WASHINGTON – As a presidential impeachment trial loomed in 1999, John Roberts thought about William Rehnquist, the U.S. chief justice who was set to preside.
"If anybody can do it, I'm sure the current chief will," Roberts said of Rehnquist, who had written a book about impeachment. Roberts, now chief justice himself, was then a lawyer in private practice and spoke in an interview.
Two decades later, the same words could apply to Roberts, who has tried to carve out a nonpartisan role as the leader of the Supreme Court. Now he will oversee President Donald Trump's Senate impeachment trial in a far more partisan Washington and may be asked to rule on divisive issues governing witnesses and evidence.
Roberts, 64, will take up those duties as a singular figure in American public life. Even as he has steered the court to the right over the past 15 years, the GOP-appointed Roberts has staunchly defended the judiciary's independence and shown an occasional willingness to push back against Trump.

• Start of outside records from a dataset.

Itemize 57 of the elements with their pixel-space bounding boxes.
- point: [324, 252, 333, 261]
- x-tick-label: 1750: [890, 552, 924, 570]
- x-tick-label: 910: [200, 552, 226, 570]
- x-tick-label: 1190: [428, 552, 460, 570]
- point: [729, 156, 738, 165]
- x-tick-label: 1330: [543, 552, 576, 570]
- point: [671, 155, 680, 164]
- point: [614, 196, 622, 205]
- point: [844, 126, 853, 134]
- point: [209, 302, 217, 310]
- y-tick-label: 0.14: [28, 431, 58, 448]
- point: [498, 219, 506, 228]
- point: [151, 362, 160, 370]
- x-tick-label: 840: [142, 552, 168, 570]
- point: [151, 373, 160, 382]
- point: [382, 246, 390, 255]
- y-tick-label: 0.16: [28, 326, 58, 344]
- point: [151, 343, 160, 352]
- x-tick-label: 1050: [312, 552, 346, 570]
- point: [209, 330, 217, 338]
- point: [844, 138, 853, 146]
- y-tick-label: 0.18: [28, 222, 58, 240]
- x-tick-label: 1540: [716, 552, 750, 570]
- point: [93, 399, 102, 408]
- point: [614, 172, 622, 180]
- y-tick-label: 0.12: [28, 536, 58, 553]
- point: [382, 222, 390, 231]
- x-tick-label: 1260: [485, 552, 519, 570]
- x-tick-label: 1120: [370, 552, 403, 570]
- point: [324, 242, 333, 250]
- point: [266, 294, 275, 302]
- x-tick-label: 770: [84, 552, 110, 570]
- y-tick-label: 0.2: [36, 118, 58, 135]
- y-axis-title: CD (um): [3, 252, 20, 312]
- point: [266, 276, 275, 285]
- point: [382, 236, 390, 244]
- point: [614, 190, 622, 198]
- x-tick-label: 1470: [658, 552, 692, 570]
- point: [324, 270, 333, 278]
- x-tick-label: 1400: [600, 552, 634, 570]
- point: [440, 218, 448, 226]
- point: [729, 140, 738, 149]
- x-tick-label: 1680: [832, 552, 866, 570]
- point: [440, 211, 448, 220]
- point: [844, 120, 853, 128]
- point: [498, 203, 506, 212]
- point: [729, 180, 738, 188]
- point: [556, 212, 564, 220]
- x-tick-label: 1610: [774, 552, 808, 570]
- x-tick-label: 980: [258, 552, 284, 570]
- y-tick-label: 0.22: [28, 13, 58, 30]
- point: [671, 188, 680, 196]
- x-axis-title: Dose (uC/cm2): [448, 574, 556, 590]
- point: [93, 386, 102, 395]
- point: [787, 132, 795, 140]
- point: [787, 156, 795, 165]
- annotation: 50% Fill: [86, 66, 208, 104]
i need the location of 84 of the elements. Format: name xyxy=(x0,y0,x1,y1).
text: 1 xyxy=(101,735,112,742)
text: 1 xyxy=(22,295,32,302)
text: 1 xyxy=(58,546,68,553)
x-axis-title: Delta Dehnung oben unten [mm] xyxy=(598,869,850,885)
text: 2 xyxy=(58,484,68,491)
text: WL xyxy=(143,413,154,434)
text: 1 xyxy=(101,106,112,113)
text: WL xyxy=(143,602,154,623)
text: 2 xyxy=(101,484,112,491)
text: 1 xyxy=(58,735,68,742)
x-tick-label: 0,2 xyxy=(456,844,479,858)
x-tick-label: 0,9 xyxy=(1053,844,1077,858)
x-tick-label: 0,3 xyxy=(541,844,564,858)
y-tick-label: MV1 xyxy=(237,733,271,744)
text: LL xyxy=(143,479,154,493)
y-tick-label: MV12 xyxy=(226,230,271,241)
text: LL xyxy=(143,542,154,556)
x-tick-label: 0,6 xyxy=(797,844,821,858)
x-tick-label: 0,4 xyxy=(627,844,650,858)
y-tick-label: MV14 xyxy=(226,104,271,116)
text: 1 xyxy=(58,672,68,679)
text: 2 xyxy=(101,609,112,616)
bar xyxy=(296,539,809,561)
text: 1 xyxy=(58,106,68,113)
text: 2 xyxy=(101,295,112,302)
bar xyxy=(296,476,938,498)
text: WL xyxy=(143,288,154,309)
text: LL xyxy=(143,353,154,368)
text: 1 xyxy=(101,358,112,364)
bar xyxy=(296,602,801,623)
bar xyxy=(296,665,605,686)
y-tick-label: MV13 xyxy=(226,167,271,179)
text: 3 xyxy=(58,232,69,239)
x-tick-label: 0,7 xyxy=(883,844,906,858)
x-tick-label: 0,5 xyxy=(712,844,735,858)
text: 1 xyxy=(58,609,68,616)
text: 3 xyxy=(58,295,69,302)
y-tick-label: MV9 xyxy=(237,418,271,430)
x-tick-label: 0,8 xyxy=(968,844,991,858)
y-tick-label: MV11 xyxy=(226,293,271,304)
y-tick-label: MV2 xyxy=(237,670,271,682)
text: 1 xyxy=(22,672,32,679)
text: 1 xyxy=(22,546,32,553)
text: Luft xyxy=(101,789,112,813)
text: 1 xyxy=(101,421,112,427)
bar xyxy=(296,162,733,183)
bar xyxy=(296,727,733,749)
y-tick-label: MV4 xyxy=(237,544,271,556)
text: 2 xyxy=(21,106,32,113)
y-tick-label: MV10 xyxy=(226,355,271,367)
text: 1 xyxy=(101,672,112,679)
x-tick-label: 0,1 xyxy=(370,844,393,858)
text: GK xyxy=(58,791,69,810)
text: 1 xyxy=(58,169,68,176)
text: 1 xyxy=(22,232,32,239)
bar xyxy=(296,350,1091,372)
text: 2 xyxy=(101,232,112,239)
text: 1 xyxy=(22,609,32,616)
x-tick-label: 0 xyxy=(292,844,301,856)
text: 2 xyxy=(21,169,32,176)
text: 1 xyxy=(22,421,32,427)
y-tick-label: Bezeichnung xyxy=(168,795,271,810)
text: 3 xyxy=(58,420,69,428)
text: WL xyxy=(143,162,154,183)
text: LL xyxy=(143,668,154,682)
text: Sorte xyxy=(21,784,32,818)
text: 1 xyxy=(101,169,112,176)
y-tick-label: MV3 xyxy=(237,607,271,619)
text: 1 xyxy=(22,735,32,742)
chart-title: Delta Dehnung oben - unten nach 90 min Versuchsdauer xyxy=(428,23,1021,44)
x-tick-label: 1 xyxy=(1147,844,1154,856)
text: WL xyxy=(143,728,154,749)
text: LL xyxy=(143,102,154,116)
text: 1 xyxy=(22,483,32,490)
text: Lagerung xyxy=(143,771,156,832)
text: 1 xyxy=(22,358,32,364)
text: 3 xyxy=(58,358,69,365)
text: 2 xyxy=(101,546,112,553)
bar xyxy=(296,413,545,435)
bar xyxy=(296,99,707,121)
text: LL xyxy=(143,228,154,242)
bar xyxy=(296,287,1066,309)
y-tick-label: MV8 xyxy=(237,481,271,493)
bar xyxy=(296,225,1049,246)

He will now face the challenge of trying to bring that judicial independence — and a modicum of decorum — into the political maelstrom of a Senate impeachment trial.
"He's obviously someone who does not embrace partisan politics and does not want to see the court become part of partisan politics," said Richard Lazarus, a Harvard Law School professor who was Roberts' law school roommate. "But he's going to find himself in the middle of it, by constitutional design."
He will have a potential model in Rehnquist, his predecessor as chief justice whom Roberts also served as a law clerk. Rehnquist was already an expert on impeachment when he was summoned to preside over President Bill Clinton's case, having written a book about the trials of President Andrew Johnson in 1868 and Supreme Court Justice Samuel Chase in 1805.
Rehnquist was the beneficiary of a bipartisan Senate deal on the specific rules that governed Clinton's trial, an arrangement that ensured the chief justice had only a ceremonial role. His most significant ruling was to say that senators couldn't be referred to as "jurors."